Reader

A class for reading ETL files from the sync-output directory. This is the recommended way to read ETL files as it provides consistent error handling and metadata access.

Basic Usage

import * as gs from '@hotglue/gluestick-ts';

const reader = new gs.Reader();

Key Methods


get(stream: string, options): DataFrame

Read a specific stream as a Polars DataFrame

Usage

// Basic reading
const df = reader.get("users");

// Type the dataframe according to the catalog
const df = reader.get("users", {
    catalogTypes: true
});

Parameters

  • stream (str): Name of stream to read
  • options (obj)
    • catalogTypes: (boolean) - Use catalog for automatic type inference
    • Other options will be passed through to Polars when reading.
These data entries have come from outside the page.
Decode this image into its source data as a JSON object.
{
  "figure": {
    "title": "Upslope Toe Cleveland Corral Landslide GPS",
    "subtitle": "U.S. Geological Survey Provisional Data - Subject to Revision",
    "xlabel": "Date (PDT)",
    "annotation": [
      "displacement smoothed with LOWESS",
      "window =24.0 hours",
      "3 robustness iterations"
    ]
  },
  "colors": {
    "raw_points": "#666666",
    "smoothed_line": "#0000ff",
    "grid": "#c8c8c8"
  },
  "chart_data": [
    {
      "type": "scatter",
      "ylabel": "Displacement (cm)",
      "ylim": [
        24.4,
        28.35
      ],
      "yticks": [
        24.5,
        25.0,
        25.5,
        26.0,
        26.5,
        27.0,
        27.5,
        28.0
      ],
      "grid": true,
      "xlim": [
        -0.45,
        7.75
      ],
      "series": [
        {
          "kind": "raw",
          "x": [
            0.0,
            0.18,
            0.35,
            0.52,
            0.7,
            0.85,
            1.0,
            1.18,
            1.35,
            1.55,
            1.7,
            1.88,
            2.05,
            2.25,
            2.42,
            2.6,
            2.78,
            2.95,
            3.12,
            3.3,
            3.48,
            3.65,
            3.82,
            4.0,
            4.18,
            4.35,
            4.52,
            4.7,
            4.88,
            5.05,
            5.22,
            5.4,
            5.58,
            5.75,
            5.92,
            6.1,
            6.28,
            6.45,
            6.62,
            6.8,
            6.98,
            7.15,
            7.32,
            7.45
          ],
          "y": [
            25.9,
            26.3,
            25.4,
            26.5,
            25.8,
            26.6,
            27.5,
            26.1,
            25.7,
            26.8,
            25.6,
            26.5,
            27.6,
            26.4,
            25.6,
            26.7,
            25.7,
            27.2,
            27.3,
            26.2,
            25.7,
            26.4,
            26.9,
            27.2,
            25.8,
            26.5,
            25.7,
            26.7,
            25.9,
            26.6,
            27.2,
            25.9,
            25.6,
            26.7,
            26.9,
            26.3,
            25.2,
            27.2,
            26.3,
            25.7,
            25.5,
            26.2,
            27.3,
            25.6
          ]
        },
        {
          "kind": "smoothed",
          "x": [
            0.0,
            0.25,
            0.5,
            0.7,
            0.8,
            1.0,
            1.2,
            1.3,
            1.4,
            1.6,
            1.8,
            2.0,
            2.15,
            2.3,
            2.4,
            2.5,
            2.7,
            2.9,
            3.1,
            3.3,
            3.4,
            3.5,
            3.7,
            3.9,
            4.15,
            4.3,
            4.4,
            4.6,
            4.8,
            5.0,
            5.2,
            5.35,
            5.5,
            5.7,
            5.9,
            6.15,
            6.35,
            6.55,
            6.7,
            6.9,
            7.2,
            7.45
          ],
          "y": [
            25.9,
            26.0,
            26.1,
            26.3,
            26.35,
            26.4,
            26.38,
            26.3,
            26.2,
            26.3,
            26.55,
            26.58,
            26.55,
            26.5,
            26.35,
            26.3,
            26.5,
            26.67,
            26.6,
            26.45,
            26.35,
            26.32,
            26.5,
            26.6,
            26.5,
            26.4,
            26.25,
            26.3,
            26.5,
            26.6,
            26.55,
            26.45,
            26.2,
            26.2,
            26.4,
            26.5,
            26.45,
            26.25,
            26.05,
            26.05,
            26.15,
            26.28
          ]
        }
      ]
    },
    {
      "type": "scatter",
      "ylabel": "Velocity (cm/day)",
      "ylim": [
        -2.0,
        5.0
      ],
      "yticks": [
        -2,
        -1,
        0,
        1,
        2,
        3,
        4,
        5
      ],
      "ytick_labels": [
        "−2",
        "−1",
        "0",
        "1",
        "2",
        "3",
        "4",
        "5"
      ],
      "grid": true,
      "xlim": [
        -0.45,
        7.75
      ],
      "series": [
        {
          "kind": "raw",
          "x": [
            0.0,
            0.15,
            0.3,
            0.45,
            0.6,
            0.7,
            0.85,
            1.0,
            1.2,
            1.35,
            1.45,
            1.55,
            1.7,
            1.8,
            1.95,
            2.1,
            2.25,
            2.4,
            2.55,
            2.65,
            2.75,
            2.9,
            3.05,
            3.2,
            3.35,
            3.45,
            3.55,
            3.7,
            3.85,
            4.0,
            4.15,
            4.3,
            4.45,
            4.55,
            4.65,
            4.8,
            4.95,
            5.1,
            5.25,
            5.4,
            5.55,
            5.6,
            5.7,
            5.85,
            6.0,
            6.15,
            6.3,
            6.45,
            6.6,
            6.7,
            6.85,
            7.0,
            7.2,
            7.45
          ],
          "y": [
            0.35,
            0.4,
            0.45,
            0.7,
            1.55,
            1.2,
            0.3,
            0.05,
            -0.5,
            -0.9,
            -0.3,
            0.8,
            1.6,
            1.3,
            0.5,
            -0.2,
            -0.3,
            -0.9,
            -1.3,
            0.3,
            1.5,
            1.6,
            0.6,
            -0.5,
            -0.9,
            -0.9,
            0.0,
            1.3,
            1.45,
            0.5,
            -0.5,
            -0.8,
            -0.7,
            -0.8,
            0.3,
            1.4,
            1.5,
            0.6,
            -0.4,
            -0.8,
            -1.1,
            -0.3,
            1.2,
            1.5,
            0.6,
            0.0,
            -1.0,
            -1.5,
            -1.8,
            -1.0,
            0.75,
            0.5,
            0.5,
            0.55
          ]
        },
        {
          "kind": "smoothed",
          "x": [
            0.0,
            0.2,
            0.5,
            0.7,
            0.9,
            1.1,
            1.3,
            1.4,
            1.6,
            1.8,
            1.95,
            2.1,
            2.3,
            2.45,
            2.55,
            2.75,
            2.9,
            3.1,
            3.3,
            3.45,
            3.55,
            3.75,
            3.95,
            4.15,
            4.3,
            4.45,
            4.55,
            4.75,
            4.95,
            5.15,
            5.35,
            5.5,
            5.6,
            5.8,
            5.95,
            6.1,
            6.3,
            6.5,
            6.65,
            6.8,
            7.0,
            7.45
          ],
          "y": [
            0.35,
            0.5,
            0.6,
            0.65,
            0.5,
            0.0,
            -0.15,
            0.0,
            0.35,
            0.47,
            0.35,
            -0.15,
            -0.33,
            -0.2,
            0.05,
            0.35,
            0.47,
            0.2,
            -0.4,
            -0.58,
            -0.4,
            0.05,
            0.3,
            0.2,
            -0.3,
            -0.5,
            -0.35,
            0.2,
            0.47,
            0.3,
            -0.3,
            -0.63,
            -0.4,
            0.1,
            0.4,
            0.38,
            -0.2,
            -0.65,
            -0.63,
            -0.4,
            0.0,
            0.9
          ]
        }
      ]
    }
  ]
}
See ReadCSV and ReadParquet options for more information

getPk(stream: string): string[]

Gets primary key(s) for a stream from catalog

Usage

const primaryKeys = reader.getPk('users');
console.log(primaryKeys) 
// ["user_id", "region_id"]

Parameters

  • stream (string): Name of stream to get primary keys for

Returns

  • string[]: Array of primary key column names

keys(): string[]

Gets all available stream names from the input files.

Usage

const availableStreams = reader.keys();
console.log(availableStreams);
// ["users", "orders", "products"]

Returns

  • string[]: Array of all available stream names

Common Patterns

Iterating through multiple streams

etl.ts
import * as gs from '@hotglue/gluestick-ts';

// iterate through each stream in the input directory
const input = new gs.Reader();
const availableStreams = input.keys();

for (const key of availableStreams) {
    const inputDf = input.get(key, { catalogTypes: true });
}